Katherine Frohlich started a four-year mandate as scientific director of the Institute of Population and Public Health (IPPH) last September, with the possibility of renewal for another four years starting in 2027.

Frohlich is a professor of health promotion in the Department of Social and Preventive Medicine of UdeM's School of Public Health (ESPUM), as well as an associate researcher at the UdeM-affiliated Centre for Public Health Research (CReSP).

The IPPH's mandate is to support research into the biological, social, cultural and environmental interactions that determine the health of people, communities and global populations; and to apply that knowledge through strategic partnerships and research funding programs.

Its overall goal is to improve people's health and promote health equity in Canada and globally through research and its application to policies, programs and practice in public health and other sectors.

Ahead of the Institute's official opening of its offices today at the ESPUM, we asked Frohlich - an interdisciplinary scholar whose expertise is in reducing social inequities in health for young people in cities - to speak about her new role.

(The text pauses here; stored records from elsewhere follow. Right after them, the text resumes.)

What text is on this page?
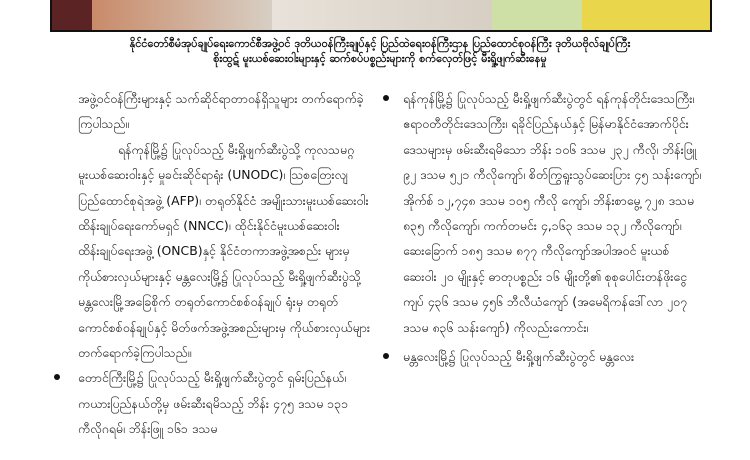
နိုင်ငံတော်စီမံအုပ်ချုပ်ရေးကောင်စီအဖွဲ့ဝင် ဒုတိယဝန်ကြီးချုပ်နှင့် ပြည်ထဲရေးဝန်ကြီးဌာန ပြည်ထောင်စုဝန်ကြီး ဒုတိယဗိုလ်ချုပ်ကြီး
စိုးထွဋ် မူးယစ်ဆေးဝါးများနှင့် ဆက်စပ်ပစ္စည်းများကို စက်လှေတ်ဖြင့် မီးရှို့ဖျက်ဆီးနေမှု

အဖွဲ့ဝင်ဝန်ကြီးများနှင့် သက်ဆိုင်ရာတာဝန်ရှိသူများ တက်ရောက်ခဲ့ကြပါသည်။

ရန်ကုန်မြို့၌ ပြုလုပ်သည့် မီးရှို့ဖျက်ဆီးပွဲသို့ ကုလသမဂ္ဂမူးယစ်ဆေးဝါးနှင့် မှုခင်းဆိုင်ရာရုံး (UNODC)၊ ဩစတြေးလျ ပြည်ထောင်စုရဲအဖွဲ့ (AFP)၊ တရုတ်နိုင်ငံ အမျိုးသားမူးယစ်ဆေးဝါးထိန်းချုပ်ရေးကော်မရှင် (NNCC)၊ ထိုင်းနိုင်ငံမူးယစ်ဆေးဝါးထိန်းချုပ်ရေးအဖွဲ့ (ONCB)နှင့် နိုင်ငံတကာအဖွဲ့အစည်း များမှ ကိုယ်စားလှယ်များနှင့် မန္တလေးမြို့၌ ပြုလုပ်သည့် မီးရှို့ဖျက်ဆီးပွဲသို့ မန္တလေးမြို့အခြေစိုက် တရုတ်ကောင်စစ်ဝန်ချုပ် ရုံးမှ တရုတ်ကောင်စစ်ဝန်ချုပ်နှင့် မိတ်ဖက်အဖွဲ့အစည်းများမှ ကိုယ်စားလှယ်များ တက်ရောက်ခဲ့ကြပါသည်။

တောင်ကြီးမြို့၌ ပြုလုပ်သည့် မီးရှို့ဖျက်ဆီးပွဲတွင် ရှမ်းပြည်နယ်၊ ကယားပြည်နယ်တို့မှ ဖမ်းဆီးရမိသည့် ဘိန်း ၄၇၅ ဒသမ ၁၃၁ ကီလိုဂရမ်၊ ဘိန်းဖြူ ၁၆၁ ဒသမ

ရန်ကုန်မြို့၌ ပြုလုပ်သည့် မီးရှို့ဖျက်ဆီးပွဲတွင် ရန်ကုန်တိုင်းဒေသကြီး၊ ဧရာဝတီတိုင်းဒေသကြီး၊ ရခိုင်ပြည်နယ်နှင့် မြန်မာနိုင်ငံအောက်ပိုင်းဒေသများမှ ဖမ်းဆီးရမိသော ဘိန်း ၁၀၆ ဒသမ ၂၃၂ ကီလို၊ ဘိန်းဖြူ ၉၂ ဒသမ ၅၂၁ ကီလိုကျော်၊ စိတ်ကြွရူးသွပ်ဆေးပြား ၄၅ သန်းကျော်၊ အိုက်စ် ၁၂,၇၄၈ ဒသမ ၁၀၅ ကီလို ကျော်၊ ဘိန်းစာမွေ့ ၇၂၈ ဒသမ ၈၃၅ ကီလိုကျော်၊ ကက်တမင်း ၄,၁၆၃ ဒသမ ၁၃၂ ကီလိုကျော်၊ ဆေးခြောက် ၁၈၅ ဒသမ ၈၇၇ ကီလိုကျော်အပါအဝင် မူးယစ် ဆေးဝါး ၂၀ မျိုးနှင့် ဓာတုပစ္စည်း ၁၆ မျိုးတို့၏ စုစုပေါင်းတန်ဖိုးငွေကျပ် ၄၃၆ ဒသမ ၄၅၆ ဘီလီယံကျော် (အမေရိကန်ဒေါ်လာ ၂၀၇ ဒသမ ၈၃၆ သန်းကျော်) ကိုလည်းကောင်း၊

မန္တလေးမြို့၌ ပြုလုပ်သည့် မီးရှို့ဖျက်ဆီးပွဲတွင် မန္တလေး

You've been in your new job since September. What's been accomplished since then?

The last eight months have been full of a number of exciting events. First of all, we've hired my team: initially five new hires, with two more to come. Second, we've taken the 2022-26 strategic plan that I inherited from my predecessor, which prioritizes four areas of research - public-health systems, global public health, healthy cities and equity science - and given a little refresh to the latter, which we now call 'moving upstream' and which focuses on the structural determinants of health. And third, just in the last few months, we've come up with three new funding opportunities: one on climate justice; another on the structural determinants of health, for which we've already amassed $4 million in investment from other CIHR institutes; and another on healthy urban policy, which involves a workshop to be held in Helsinki in 2025. So, all in all, we've been really busy trying to get CIHR money into researchers' pockets and create excitment around new research initiatives.

What priorities do you anticipate will change in the course of your mandate?

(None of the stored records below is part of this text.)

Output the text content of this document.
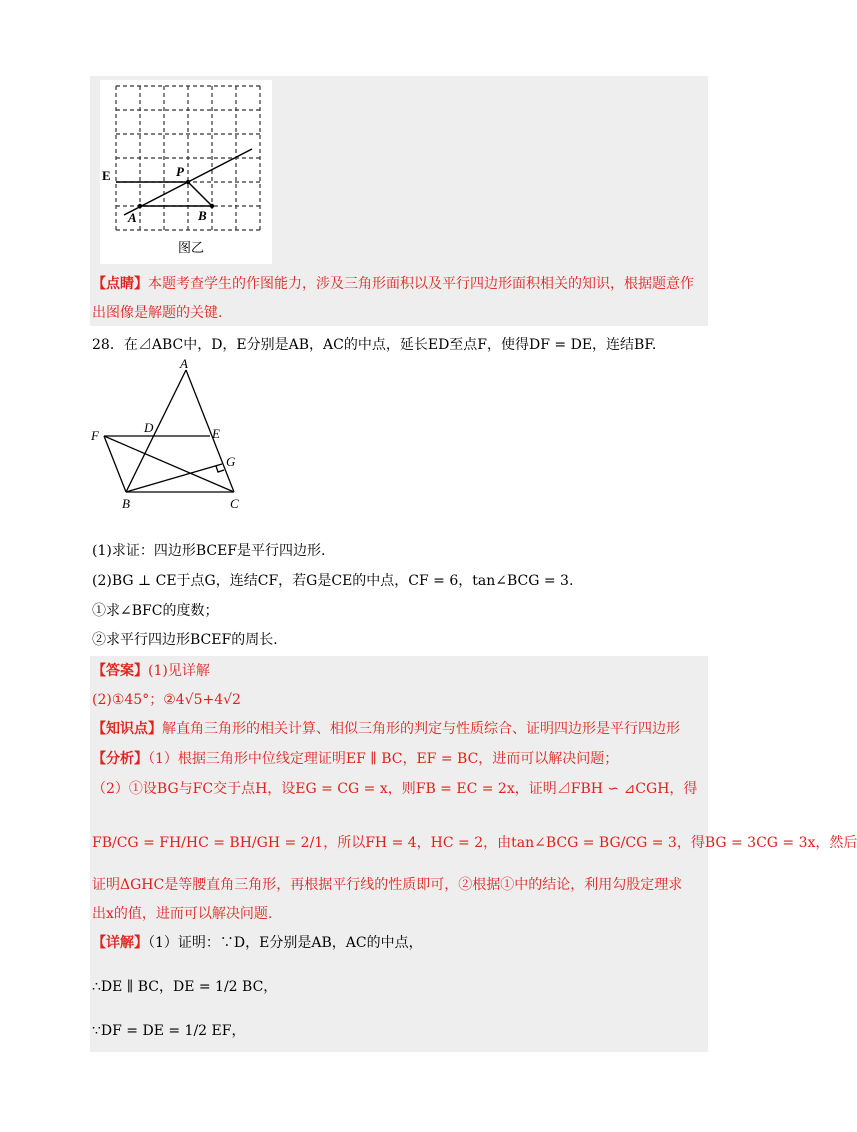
E	P
A	B
图乙
【点睛】本题考查学生的作图能力，涉及三角形面积以及平行四边形面积相关的知识，根据题意作
出图像是解题的关键.
28．在⊿ABC中，D，E分别是AB，AC的中点，延长ED至点F，使得DF = DE，连结BF.
A
D	E
F
G
B	C
(1)求证：四边形BCEF是平行四边形.
(2)BG ⊥ CE于点G，连结CF，若G是CE的中点，CF = 6，tan∠BCG = 3.
①求∠BFC的度数；
②求平行四边形BCEF的周长.
【答案】(1)见详解
(2)①45°；②4√5+4√2
【知识点】解直角三角形的相关计算、相似三角形的判定与性质综合、证明四边形是平行四边形
【分析】（1）根据三角形中位线定理证明EF ∥ BC，EF = BC，进而可以解决问题；
（2）①设BG与FC交于点H，设EG = CG = x，则FB = EC = 2x，证明⊿FBH ∽ ⊿CGH，得
FB/CG = FH/HC = BH/GH = 2/1，所以FH = 4，HC = 2，由tan∠BCG = BG/CG = 3，得BG = 3CG = 3x，然后
证明ΔGHC是等腰直角三角形，再根据平行线的性质即可，②根据①中的结论，利用勾股定理求
出x的值，进而可以解决问题.
【详解】（1）证明：∵D，E分别是AB，AC的中点，
∴DE ∥ BC，DE = 1/2 BC，
∵DF = DE = 1/2 EF，
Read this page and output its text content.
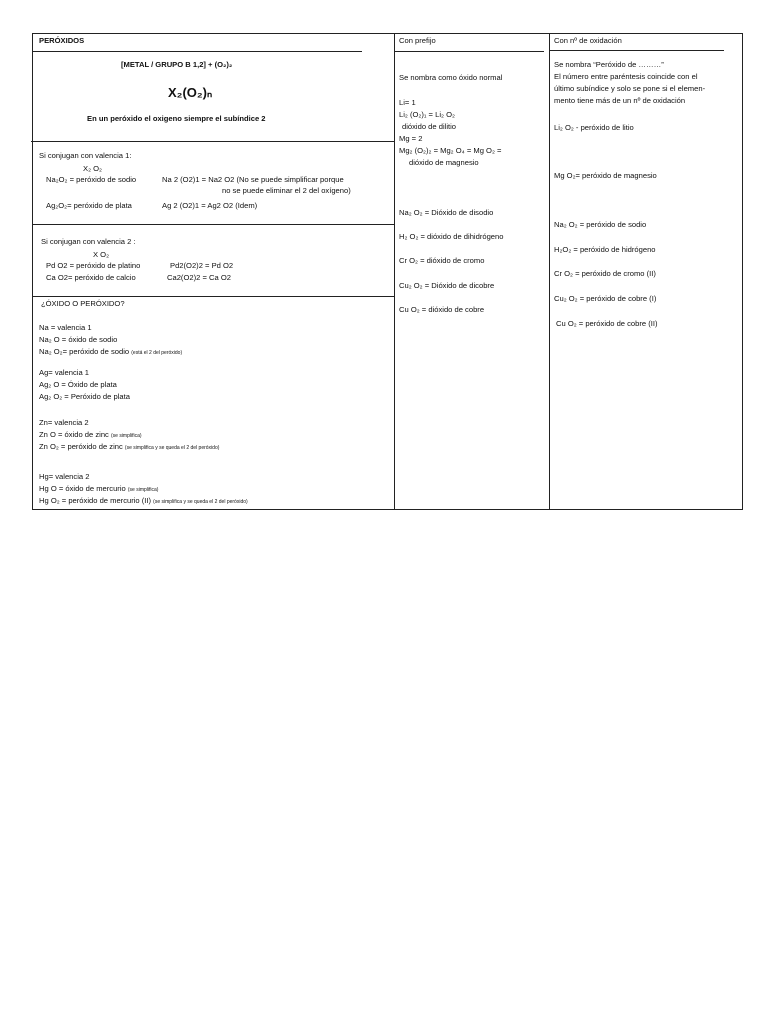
PERÓXIDOS	Con prefijo	Con nº de oxidación
[METAL / GRUPO B 1,2] + (O₂)₂
X₂(O₂)ₙ
En un peróxido el oxigeno siempre el subíndice 2
Si conjugan con valencia 1:
X₂ O₂
Na₂O₂ = peróxido de sodio	Na 2 (O2)1 = Na2 O2 (No se puede simplificar porque
no se puede eliminar el 2 del oxígeno)
Ag₂O₂= peróxido de plata	Ag 2 (O2)1 = Ag2 O2 (Idem)
Si conjugan con valencia 2 :
X O₂
Pd O2 = peróxido de platino	Pd2(O2)2 = Pd O2
Ca O2= peróxido de calcio	Ca2(O2)2 = Ca O2
¿ÓXIDO O PERÓXIDO?
Na = valencia 1
Na₂ O = óxido de sodio
Na₂ O₂= peróxido de sodio (está el 2 del peróxido)
Ag= valencia 1
Ag₂ O = Óxido de plata
Ag₂ O₂ = Peróxido de plata
Zn= valencia 2
Zn O = óxido de zinc (se simplifica)
Zn O₂ = peróxido de zinc (se simplifica y se queda el 2 del peróxido)
Hg= valencia 2
Hg O = óxido de mercurio (se simplifica)
Hg O₂ = peróxido de mercurio (II) (se simplifica y se queda el 2 del peróxido)
Se nombra como óxido normal
Li= 1
Li₂ (O₂)₁ = Li₂ O₂
dióxido de dilitio
Mg = 2
Mg₂ (O₂)₂ = Mg₂ O₄ = Mg O₂ =
dióxido de magnesio
Na₂ O₂ = Dióxido de disodio
H₂ O₂ = dióxido de dihidrógeno
Cr O₂ = dióxido de cromo
Cu₂ O₂ = Dióxido de dicobre
Cu O₂ = dióxido de cobre
Se nombra “Peróxido de ………”
El número entre paréntesis coincide con el
último subíndice y solo se pone si el elemen-
mento tiene más de un nº de oxidación
Li₂ O₂ - peróxido de litio
Mg O₂= peróxido de magnesio
Na₂ O₂ = peróxido de sodio
H₂O₂ = peróxido de hidrógeno
Cr O₂ = peróxido de cromo (II)
Cu₂ O₂ = peróxido de cobre (I)
Cu O₂ = peróxido de cobre (II)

It's a CIHR tradition that each new Institute director goes on a listening tour, crossing the country from coast to coast, listening to stakeholders at the universities and in local communities, and finding out where the gaps are, where researchers feel the money needs to go. I'll do that tour this fall or over the winter, and what we learn there will help us form the beginning of our new strategic plan, for 2027-31. We are planning for climate justice to play a big role; I've been advocating for research into the health effects of climate change even before I started my mandate, and know that there's a huge appetite for more research in that area, globally but also nationally. There are issues of food insecurity in the North with the Inuit, who depend on seal, caribou and other small animals to survive and enjoy food sovereignty, all of which is negatively affected by climate change. Similarly, in the South, heat exposure in the big cities is a major effect of climate change, disproportionately affecting older adults and the very young living in crowded areas with a lot of pavement and not much greenspace.

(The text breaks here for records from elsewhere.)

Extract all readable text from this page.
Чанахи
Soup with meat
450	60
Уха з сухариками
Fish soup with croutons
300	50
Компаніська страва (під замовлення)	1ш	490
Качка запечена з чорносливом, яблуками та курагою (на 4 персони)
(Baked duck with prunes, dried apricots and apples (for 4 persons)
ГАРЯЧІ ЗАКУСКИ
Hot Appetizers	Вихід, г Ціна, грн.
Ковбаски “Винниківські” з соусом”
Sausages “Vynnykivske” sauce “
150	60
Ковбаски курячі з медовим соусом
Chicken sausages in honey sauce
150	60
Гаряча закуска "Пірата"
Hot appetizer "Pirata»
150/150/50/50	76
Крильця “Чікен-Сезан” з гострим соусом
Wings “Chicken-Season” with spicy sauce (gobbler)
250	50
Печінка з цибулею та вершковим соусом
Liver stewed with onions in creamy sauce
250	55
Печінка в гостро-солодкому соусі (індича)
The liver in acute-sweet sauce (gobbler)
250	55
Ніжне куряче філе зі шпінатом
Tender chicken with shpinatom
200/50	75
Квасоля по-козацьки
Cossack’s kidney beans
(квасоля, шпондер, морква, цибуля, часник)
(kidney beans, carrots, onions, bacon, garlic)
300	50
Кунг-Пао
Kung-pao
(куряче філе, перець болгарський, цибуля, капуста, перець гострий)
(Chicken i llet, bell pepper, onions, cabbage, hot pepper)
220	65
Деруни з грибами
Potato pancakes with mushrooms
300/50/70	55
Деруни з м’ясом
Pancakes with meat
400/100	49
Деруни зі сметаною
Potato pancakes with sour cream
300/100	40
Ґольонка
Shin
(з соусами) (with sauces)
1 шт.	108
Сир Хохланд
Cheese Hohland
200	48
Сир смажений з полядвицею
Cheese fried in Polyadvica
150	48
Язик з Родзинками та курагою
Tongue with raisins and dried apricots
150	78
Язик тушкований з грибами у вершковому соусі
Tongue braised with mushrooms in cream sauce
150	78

What will UdeM gain by having the Institute headquartered here for the next few years?

Exposure. The CIHR is to Canada what the National Institutes of Health is to the U.S., and having one of its institutes based here gives Université de Montréal an incredible spotlight as I cross the country and the world spreading its name. It really puts us on the map. But just as importantly, being here gives the university community direct access to me, on campus, to bring my knowledge of CIHR and government to anyone who asks. Of course, there are certain things I can't talk about before they happen, specific funding opportunities that will be opening up, but I can certainly share any of the knowledge that I have about how the system works, where we think we're going, what I think the new federal budget will mean for universities. It's a privileged relationship our community can - and should - enjoy. And one last thing people should know: despite being an anglophone, I'm a staunch defender of the French language, and I bring a very strong voice in defence of the French language in our meetings with colleagues from the rest of Canada. French is horribly neglected outside Quebec, I fight for it all the time, and it's easier for me to do that now that I'm running the Institute.

What is the general public to take away from the work of the IPPH?

We all know how important public health is now, thanks to the pandemic. Before COVID, most people had no idea what we do. And to further the development of public health, it's so important to have the money to fund research. With the right knowledge, we'll be able to quickly respond to the important public-health problems of our societies, to anticipate and find solutions for them, to innovate around these issues. In the end, it'll make us all, wherever we are, healthier and happier.